I'm posting this separate from my last post because it is a completely different set of ideas.
While I benefit greatly from the 401k system, both personally(I max it out) and professionally(I work in investment management), I can see the benefit of switching the employee contributions to a Roth style system. The employer side should stay pre-tax, that is the incentive for the employer to do it. A Roth contribution doesn't benefit your employer, it only benefits you.
If we were starting from scratch, as opposed to editing an old entrenched tax system, we wouldn't include many of the things that are already in place. The USA(Universal Savings accounts) that have been proposed in the past make a lot of sense. Something that works like a Roth without the penalties and complex rules is much more simplified than what we have now. Why do we have a dozen different retirement plans, each with their own rules, and sometimes very very complicated conflicting rules?
Example: A Roth IRA has a 5 year limit before you can withdrawal earnings, and Roth 401ks also have a 5 year limit before you can withdrawal earnings. If you put $1 in a Roth IRA that starts your 5 year clock. If you put $18k/yr for 40 years into a Roth 401k, and then roll it into a brand new Roth IRA(never had one before) your 5 year clock has to restart. How does that make sense? It doesn't, but that is because adding the Roth IRA and the Roth 401k were two separate edits to the tax code and no one considered how they interact.
Many of us benefit from the 401k now, but if we were creating a new tax system from scratch would we include it? History lesson, 401ks were never expected to be main stream, and that is why their name is so odd. SEPs, SIMPLEs, Roth IRA, IRAs, Pensions, all have simple easy to remember names. 401ks are named after the section of the tax code, describing rules for profit sharing plans, that was used to create the plans. Section 401 - k.
Pre-tax contributions help you more and more the more income you have. They do benefit the upper middle class and the rich more than the lower middle class and the poor. If you are in the 10 or 15% bracket then a Roth is probably better. Once you get into the 33% bracket that is a harder argument. Pre-tax contributions also let you move your AGI which impacts a whole host of other things, effectively allowing people to manipulate the tax system to their own benefit. Example: I highly doubt that when they put the income limits for student loan deductibility in the 60k range they thought, "We don't want single people making 80k a year to benefit from this, UNLESS they are also contributing 18k/yr to their 401k and $3400/yr to their HSA. Then they most certainly can deduct student loan interest."

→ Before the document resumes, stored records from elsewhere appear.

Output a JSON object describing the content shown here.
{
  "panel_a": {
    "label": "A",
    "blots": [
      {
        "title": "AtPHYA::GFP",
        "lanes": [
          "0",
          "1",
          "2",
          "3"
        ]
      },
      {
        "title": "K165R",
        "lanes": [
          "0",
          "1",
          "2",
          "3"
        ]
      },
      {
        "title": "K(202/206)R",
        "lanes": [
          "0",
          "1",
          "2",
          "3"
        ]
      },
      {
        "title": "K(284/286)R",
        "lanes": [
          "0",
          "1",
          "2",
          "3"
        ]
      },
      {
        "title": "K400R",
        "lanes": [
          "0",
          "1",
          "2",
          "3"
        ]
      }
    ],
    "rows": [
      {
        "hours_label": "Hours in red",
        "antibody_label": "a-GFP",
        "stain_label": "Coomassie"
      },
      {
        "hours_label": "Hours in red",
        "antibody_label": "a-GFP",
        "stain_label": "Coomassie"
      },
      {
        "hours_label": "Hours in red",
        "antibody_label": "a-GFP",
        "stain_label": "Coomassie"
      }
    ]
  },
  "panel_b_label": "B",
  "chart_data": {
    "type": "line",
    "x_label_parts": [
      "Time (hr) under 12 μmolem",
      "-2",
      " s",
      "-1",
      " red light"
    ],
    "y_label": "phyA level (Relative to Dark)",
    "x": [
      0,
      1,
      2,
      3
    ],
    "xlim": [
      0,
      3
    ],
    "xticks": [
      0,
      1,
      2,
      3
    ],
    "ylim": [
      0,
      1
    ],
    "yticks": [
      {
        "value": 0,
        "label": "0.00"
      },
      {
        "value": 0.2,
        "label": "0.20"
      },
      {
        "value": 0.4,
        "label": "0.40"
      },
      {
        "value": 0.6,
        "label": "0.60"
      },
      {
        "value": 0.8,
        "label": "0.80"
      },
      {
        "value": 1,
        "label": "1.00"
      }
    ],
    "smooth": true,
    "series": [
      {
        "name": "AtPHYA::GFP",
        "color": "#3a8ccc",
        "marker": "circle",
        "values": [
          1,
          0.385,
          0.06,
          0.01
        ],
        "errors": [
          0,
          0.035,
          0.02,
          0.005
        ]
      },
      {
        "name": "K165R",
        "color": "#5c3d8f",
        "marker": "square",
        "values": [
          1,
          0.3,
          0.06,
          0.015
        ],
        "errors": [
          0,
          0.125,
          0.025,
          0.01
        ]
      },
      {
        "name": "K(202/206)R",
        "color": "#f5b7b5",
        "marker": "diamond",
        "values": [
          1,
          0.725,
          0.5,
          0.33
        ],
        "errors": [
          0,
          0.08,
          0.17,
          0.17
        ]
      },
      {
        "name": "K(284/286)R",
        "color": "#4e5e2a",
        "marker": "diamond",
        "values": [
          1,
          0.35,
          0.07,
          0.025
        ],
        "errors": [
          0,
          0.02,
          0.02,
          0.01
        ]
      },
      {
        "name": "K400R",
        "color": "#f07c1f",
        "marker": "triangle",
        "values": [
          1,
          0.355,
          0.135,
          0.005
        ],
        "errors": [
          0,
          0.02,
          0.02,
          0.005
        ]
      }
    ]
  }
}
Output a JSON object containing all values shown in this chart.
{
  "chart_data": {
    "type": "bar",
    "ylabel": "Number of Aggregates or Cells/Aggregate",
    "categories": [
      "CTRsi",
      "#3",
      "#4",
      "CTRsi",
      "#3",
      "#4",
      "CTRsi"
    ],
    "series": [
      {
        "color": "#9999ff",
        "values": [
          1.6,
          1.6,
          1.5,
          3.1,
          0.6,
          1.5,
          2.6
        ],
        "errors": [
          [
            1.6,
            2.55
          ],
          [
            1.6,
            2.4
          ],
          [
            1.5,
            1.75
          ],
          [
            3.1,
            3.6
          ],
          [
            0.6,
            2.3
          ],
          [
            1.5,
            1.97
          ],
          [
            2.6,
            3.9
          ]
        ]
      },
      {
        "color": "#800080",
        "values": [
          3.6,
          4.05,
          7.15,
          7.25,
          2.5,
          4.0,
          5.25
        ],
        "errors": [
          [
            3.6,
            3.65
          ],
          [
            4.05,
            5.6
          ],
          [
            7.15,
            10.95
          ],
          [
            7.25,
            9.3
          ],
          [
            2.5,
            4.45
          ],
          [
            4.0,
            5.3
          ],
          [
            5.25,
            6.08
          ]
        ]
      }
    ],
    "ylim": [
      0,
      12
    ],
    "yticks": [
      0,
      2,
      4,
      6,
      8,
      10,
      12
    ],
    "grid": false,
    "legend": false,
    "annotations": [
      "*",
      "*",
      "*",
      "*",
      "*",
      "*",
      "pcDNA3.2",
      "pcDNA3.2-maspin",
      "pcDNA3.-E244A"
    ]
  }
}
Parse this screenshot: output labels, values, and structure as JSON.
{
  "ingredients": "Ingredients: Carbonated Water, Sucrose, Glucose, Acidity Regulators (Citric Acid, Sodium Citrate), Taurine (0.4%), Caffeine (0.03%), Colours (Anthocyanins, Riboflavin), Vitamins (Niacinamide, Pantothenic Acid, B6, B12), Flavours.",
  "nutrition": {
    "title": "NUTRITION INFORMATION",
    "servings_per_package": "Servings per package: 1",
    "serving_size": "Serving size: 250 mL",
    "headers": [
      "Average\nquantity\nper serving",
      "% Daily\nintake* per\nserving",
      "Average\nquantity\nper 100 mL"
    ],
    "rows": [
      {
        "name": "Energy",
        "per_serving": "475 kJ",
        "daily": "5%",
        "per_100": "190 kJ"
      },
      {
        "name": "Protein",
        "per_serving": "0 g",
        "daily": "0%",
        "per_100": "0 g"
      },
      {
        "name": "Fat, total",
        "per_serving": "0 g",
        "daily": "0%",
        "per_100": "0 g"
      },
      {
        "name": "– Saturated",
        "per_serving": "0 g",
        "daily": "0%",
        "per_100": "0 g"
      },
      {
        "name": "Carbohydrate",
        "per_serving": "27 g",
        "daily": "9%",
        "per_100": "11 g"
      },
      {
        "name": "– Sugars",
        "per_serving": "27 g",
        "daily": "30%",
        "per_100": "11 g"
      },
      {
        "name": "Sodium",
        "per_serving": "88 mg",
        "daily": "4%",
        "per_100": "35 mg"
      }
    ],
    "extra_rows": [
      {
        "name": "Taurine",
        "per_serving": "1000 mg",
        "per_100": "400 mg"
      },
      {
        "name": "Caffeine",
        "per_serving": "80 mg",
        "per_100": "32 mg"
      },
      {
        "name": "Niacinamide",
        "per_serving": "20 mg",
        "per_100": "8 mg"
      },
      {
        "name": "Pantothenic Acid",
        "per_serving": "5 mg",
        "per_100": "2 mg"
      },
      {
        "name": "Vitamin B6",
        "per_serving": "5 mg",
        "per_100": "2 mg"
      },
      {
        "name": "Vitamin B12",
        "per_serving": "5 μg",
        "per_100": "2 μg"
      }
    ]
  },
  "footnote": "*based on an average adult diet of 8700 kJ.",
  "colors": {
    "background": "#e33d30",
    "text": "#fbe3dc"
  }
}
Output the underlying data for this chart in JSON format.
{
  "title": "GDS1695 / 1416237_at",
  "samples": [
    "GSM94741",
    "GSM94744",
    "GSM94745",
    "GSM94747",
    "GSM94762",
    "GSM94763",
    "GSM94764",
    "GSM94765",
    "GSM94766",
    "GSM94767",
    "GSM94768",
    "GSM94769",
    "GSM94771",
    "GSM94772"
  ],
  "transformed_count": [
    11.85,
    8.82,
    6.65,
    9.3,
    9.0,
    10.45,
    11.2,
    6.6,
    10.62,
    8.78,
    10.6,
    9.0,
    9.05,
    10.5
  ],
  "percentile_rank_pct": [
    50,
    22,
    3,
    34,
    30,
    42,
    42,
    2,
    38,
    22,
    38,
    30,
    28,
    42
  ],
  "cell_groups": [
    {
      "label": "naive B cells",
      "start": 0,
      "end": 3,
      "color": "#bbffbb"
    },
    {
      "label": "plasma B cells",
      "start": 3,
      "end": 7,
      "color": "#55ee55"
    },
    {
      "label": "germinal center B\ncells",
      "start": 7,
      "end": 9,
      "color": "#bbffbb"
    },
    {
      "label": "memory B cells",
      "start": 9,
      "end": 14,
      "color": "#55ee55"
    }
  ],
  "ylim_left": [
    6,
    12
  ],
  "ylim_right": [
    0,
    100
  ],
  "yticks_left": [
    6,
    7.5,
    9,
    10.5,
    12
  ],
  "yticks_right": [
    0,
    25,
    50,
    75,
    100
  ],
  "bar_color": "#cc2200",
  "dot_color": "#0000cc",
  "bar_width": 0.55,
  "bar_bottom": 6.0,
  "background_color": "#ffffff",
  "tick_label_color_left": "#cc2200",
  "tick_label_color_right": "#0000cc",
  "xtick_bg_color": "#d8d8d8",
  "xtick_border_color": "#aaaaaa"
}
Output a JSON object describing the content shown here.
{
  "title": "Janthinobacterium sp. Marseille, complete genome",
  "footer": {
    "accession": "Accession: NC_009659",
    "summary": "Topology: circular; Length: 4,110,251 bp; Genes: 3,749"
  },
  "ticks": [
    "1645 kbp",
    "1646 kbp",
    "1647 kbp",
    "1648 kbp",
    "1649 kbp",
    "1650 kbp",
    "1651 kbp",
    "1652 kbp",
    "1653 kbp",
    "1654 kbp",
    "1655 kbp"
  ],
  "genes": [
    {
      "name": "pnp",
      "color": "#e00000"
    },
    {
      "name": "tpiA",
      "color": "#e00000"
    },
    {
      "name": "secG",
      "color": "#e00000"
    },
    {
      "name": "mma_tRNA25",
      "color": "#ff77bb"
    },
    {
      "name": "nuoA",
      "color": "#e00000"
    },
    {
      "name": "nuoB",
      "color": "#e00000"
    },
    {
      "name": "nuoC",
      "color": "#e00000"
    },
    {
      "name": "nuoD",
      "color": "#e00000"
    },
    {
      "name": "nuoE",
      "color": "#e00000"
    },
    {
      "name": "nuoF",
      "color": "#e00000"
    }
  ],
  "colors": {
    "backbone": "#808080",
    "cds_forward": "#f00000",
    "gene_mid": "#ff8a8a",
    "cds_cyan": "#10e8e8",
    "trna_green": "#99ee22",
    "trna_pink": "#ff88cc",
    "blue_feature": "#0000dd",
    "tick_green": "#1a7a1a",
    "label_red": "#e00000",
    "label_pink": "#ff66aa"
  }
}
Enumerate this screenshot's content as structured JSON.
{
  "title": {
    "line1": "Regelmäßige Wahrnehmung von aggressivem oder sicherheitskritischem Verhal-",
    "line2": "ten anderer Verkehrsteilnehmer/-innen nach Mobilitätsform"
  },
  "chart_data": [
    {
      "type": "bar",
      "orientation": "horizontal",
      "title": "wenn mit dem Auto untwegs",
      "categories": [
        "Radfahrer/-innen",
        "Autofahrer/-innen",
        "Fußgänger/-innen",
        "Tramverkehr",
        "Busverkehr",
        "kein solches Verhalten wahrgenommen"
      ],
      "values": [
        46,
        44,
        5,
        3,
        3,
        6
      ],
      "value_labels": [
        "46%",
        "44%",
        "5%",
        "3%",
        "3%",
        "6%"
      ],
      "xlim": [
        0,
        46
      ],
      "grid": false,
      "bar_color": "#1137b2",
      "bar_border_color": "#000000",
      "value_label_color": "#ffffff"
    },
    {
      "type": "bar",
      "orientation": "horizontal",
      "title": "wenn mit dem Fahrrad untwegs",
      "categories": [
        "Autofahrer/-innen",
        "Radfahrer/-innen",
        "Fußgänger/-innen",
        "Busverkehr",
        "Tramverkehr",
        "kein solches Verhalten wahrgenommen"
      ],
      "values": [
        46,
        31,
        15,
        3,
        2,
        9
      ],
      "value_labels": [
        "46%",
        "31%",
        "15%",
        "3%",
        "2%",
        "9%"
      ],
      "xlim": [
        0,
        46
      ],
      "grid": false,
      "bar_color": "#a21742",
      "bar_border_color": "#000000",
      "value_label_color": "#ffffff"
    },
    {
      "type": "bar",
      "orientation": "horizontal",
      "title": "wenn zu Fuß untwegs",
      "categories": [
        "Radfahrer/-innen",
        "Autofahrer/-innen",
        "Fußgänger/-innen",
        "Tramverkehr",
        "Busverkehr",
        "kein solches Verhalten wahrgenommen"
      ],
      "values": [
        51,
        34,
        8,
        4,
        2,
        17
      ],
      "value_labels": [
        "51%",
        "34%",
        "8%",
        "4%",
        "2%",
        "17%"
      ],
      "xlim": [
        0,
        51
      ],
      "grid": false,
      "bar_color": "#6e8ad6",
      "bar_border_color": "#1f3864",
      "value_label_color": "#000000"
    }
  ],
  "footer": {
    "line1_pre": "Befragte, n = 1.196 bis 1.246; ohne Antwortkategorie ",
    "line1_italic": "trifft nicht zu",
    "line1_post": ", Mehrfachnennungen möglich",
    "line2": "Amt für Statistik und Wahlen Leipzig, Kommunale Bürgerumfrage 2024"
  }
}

My point: while I benefit greatly from the current system, if I was creating a system from scratch this wouldn't be it. I don't know if the current proposals in Congress are a step in the right direction, because they haven't revealed them. These are just my thoughts on a better system.
Extra thoughts: If you are maxing out your retirement account and you have a long time horizon, then Roth contributions are normally better "regardless" of income. The reason is that 18k in a Roth is effectively more money saved than 18k in a Trad. Comparing 10k in Roth to 13.3k in Trad turns into a fair mathematical comparison, and if your tax rate stays the same throughout life you will get similar answers, but if your tax rate falls at retirement the trad will look better and vice versa. However, if the accounts are maxed out the math gets complicated. 18k in a Roth VS 18k in a Trad+$5940 in taxable. Over the long term that taxable account drags down the overall after-tax performance. In 5 years it probably won't make a big difference. Over 40 years it's a different story and it makes the Roth look better even in extremes, like 33% bracket now and 15% in retirement. (This is just the math comparing Trad VS Roth. It doesn't take into account how pre-tax contributions affect AGI... which is another example of how complex our tax code is.)
The reason I bring that up, switching to USAs(a Roth w/o early w/d penalties) could help most Mustachians. Yes, we would lose our short term tax brakes, but we could benefit in the long term, and if the USAs don't have early withdrawal penalties then that removes the tax problems when retiring before 59 1/2. No more need for complex Roth conversion ladders.